Jacqueline Sauvage était simplement en danger de mort. Si elle n’avait pas tué son bourreau, celui-ci aurait fini par l’achever, comme c’est arrivé 134 fois cette année ! La justice lui a nié la légitime défense sous prétexte que son acte n’était pas proportionné à la menace immédiate, mais comment mesure-t-on le risque enduré pendant 47 ans ? La loi doit être revue pour enfin bénéficier aux victimes.

La société dans son ensemble s’est rendue complice des actes de torture commis par cet homme sur cette femme, comme nous nous rendons complices de toutes les violences commises contre les femmes. Tant que nous nous tairons, tant que nous ne nous mobiliserons pas, les violences continueront, et des femmes n’auront comme seul moyen de survie, que la seule option de tuer leur bourreau.

Il est temps de nous mobiliser contre ces violences !

Un appel à se rassembler à Paris à République est lancé pour soutenir Jacqueline Sauvage. Il aura lieu le samedi 12 décembre à 13 heures.

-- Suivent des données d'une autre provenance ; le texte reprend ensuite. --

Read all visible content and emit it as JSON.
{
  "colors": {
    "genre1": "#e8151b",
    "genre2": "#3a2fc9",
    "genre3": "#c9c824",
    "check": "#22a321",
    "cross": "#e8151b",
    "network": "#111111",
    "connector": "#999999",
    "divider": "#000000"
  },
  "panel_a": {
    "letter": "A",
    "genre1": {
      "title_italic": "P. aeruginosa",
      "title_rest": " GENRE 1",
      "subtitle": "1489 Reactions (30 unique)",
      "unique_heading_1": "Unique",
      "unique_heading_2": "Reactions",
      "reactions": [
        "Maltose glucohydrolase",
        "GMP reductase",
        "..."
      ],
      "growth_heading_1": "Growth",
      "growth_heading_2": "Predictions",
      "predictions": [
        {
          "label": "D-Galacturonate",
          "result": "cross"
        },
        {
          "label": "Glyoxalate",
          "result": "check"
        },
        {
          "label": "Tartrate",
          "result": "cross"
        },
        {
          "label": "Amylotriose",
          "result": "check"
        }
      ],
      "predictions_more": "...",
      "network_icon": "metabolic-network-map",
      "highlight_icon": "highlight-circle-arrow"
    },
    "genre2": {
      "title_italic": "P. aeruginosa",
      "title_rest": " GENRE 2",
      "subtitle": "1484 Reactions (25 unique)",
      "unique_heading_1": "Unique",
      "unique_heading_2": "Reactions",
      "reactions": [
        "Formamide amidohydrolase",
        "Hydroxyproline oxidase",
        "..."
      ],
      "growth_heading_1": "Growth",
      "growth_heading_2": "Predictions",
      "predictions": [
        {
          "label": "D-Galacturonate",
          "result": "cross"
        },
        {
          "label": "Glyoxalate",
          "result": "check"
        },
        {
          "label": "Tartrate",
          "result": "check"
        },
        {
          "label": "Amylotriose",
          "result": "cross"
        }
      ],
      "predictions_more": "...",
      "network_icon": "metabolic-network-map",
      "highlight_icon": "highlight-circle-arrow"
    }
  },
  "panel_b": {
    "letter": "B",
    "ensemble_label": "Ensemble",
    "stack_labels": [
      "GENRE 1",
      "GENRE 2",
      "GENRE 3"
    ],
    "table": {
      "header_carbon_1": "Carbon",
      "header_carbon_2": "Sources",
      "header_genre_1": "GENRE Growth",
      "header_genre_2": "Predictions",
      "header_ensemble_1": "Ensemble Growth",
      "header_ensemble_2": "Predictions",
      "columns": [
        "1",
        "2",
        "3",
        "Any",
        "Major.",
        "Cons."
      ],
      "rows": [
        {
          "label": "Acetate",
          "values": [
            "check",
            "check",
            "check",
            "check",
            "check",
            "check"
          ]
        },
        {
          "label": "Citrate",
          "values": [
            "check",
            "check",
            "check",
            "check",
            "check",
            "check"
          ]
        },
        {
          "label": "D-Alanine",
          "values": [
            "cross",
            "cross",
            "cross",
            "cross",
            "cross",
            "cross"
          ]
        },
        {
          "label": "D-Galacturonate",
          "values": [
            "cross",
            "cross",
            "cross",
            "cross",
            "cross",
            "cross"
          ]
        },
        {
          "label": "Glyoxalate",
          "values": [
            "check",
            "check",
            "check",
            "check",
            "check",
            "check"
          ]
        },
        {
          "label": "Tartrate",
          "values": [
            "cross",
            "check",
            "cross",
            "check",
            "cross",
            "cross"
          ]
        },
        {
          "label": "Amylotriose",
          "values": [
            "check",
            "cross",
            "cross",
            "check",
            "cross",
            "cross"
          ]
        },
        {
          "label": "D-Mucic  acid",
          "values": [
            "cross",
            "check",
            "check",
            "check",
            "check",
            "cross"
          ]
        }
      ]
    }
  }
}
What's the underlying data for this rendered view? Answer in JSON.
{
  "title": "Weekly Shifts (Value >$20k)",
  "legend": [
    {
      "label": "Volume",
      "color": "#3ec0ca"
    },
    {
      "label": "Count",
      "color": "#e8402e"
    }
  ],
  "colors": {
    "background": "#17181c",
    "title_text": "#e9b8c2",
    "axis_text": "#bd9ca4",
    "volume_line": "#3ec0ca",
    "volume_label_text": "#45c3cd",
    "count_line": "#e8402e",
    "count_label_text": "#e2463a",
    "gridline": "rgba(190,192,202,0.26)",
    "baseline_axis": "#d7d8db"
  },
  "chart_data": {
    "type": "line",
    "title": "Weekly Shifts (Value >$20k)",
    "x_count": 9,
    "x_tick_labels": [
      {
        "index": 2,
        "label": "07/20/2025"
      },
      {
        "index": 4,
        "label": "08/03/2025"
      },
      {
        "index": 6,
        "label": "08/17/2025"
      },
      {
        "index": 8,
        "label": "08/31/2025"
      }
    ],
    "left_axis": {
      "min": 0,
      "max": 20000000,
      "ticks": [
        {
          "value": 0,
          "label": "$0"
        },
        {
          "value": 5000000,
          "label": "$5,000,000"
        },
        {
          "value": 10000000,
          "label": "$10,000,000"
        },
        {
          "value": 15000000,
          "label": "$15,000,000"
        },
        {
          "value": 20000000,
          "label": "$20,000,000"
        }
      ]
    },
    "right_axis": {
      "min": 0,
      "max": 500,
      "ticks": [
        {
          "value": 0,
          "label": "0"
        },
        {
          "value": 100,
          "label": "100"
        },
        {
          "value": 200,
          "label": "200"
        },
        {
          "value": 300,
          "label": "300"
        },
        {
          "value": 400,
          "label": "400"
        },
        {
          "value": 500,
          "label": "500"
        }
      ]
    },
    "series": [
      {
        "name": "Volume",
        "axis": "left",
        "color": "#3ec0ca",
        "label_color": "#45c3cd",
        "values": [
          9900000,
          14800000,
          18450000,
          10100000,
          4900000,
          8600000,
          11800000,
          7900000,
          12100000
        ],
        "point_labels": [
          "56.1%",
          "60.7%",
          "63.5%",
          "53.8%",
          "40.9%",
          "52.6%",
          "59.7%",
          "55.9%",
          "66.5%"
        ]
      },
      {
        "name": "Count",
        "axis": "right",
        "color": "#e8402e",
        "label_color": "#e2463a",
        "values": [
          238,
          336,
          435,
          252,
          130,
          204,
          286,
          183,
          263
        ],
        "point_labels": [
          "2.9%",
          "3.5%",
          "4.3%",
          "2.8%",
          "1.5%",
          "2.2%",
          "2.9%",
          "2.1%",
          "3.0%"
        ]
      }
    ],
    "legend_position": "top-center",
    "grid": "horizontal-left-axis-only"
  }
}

Par ailleurs, une pétition en ligne est lancée sur Change.org pour que le président de la République accorde une grâce présidentielle à Jacqueline Sauvage, afin qu’elle soit libérée le plus rapidement possible.
Il est temps pour chacun-e d’entre nous de se mobiliser, nous voulons que cela change ! Stop aux violences faites aux femmes.